In sad news for lovers of deep-fried poultry, KFC said it is cutting items on its menus across Australia due to Covid-19-driven staff shortages at its suppliers. The fast-food giant issued an apologetic statement on its Australian website, as customers took to social media to vent their disappointment.

“We’re working with our multiple suppliers to mitigate the impact and provide them with support, but we expect some disruptions to continue in the coming weeks,” a spokesperson said in comments emailed to Bloomberg.

The chicken shortage is not just confined to KFC. The share price of Inghams, one of Australia’s largest poultry processors, plunged 6% on Tuesday after it flagged lower production due to a lack of workers in a business update to investors.

“The operational and trading difficulties have resulted in significant operational inefficiency, additional costs and the temporary suspension of a number of Ingham’s products,” MD Andrew Reeves said in the update. “We are focused on supplying as much product as possible to customers while the current disruption continues.”

Poultry is the latest item in a growing list of food products that have been hit by supply-chain problems and staff shortages as the Omicron virus variant sweeps through Australia. Authorities are grappling with soaring case numbers that have led to the reinstatement of Covid-19 restrictions across much of the country, while tens of thousands of infected people and their close contacts have been forced to isolate at home.

With meat supplies hanging in the balance, some Australian state governments have amended mandated isolation requirements for workers in critical food supply chains to allow people who are close contacts to return to work if they have no symptoms and are fully vaccinated.

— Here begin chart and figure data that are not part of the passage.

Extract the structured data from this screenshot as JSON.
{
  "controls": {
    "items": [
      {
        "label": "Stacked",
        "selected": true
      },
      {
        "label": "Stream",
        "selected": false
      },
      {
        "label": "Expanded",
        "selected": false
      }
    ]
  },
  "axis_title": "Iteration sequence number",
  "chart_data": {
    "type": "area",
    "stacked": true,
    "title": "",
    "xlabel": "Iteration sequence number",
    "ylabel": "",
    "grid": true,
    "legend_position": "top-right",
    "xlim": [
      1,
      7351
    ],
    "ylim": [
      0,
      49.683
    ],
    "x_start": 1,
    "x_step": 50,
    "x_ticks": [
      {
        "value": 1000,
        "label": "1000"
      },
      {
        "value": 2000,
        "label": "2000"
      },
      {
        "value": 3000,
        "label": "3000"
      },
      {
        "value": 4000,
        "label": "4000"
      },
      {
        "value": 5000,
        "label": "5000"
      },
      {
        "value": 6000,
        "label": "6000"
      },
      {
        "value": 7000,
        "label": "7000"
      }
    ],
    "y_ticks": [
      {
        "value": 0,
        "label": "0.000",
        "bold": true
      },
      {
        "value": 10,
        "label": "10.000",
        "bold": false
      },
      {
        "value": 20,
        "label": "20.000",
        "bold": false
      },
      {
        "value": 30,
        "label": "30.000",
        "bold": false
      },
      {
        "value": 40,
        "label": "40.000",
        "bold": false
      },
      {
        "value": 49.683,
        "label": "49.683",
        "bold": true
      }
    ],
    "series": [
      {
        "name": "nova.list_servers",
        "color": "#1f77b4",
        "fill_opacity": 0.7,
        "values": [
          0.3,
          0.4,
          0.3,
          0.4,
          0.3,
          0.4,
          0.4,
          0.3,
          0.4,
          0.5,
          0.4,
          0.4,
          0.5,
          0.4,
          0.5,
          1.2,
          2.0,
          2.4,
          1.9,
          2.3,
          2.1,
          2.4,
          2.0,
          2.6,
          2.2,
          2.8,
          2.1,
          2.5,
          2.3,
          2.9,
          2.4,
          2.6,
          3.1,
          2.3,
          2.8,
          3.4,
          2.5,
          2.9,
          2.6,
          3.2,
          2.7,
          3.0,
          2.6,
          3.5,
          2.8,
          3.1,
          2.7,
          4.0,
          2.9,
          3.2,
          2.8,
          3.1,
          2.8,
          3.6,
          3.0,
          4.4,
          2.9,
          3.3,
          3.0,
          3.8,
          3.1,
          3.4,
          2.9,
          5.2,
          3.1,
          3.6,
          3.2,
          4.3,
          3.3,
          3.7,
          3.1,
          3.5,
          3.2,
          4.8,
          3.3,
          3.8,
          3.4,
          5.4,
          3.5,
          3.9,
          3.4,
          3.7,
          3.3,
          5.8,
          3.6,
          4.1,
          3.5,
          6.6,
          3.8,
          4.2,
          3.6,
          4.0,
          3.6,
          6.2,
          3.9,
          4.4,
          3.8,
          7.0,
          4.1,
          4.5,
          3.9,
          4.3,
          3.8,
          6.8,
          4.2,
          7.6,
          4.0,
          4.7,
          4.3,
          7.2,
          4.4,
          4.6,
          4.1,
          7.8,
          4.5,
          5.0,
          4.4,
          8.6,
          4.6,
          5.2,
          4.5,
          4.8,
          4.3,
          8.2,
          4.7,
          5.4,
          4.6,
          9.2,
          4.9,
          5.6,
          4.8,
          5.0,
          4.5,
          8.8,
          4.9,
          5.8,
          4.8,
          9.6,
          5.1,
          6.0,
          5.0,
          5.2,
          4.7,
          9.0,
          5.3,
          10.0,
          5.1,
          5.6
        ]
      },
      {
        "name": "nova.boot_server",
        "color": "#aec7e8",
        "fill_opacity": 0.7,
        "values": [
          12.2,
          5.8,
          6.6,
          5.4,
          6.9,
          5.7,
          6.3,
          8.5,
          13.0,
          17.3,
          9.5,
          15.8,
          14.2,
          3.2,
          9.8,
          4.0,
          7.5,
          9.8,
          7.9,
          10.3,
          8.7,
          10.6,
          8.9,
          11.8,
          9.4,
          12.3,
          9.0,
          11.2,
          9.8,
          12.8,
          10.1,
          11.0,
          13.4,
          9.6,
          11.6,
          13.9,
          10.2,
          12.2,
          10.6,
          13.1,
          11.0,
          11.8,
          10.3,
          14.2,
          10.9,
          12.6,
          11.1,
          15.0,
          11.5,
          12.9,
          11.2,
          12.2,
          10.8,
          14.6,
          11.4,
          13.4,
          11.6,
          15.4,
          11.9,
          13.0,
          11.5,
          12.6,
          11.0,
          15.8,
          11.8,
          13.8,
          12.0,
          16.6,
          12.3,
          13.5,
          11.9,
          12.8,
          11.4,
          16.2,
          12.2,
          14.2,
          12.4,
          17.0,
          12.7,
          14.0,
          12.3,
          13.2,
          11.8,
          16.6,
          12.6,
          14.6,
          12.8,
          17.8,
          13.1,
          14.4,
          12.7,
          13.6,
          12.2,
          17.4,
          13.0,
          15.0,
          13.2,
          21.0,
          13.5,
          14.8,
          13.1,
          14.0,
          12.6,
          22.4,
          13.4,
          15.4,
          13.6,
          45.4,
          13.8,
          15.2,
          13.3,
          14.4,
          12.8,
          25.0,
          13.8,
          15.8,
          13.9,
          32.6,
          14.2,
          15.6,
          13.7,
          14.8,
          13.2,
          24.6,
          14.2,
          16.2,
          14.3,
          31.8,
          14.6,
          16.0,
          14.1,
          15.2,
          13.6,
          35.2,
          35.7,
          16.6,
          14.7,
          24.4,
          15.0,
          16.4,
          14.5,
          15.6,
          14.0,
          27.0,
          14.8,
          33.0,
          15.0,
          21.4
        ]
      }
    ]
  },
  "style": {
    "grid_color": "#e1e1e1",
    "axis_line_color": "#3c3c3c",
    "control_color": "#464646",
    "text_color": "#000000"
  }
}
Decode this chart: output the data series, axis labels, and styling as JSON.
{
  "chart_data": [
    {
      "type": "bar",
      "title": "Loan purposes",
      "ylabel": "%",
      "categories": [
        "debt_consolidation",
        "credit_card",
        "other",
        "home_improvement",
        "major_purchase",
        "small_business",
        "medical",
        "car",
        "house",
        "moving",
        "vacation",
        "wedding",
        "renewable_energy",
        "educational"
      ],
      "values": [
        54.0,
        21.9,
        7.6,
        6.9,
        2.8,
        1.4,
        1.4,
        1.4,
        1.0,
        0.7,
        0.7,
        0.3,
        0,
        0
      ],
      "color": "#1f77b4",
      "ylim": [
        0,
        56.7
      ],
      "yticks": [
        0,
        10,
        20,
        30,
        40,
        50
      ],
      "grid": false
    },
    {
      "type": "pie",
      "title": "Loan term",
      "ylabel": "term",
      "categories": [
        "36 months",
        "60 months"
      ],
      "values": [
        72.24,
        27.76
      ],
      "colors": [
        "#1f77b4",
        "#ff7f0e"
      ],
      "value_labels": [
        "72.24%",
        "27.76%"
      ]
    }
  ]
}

Ingham’s told investors that it was still too early to put an estimate on how long the delays would continue, while the overall impact on the business was still unclear. The changes to the isolation rules should help to alleviate some of staffing pressures, Reeves said.

“As operating conditions begin to stabilise, we expect our production capacity to recover relatively quickly to meet customer and consumer demand,” he said.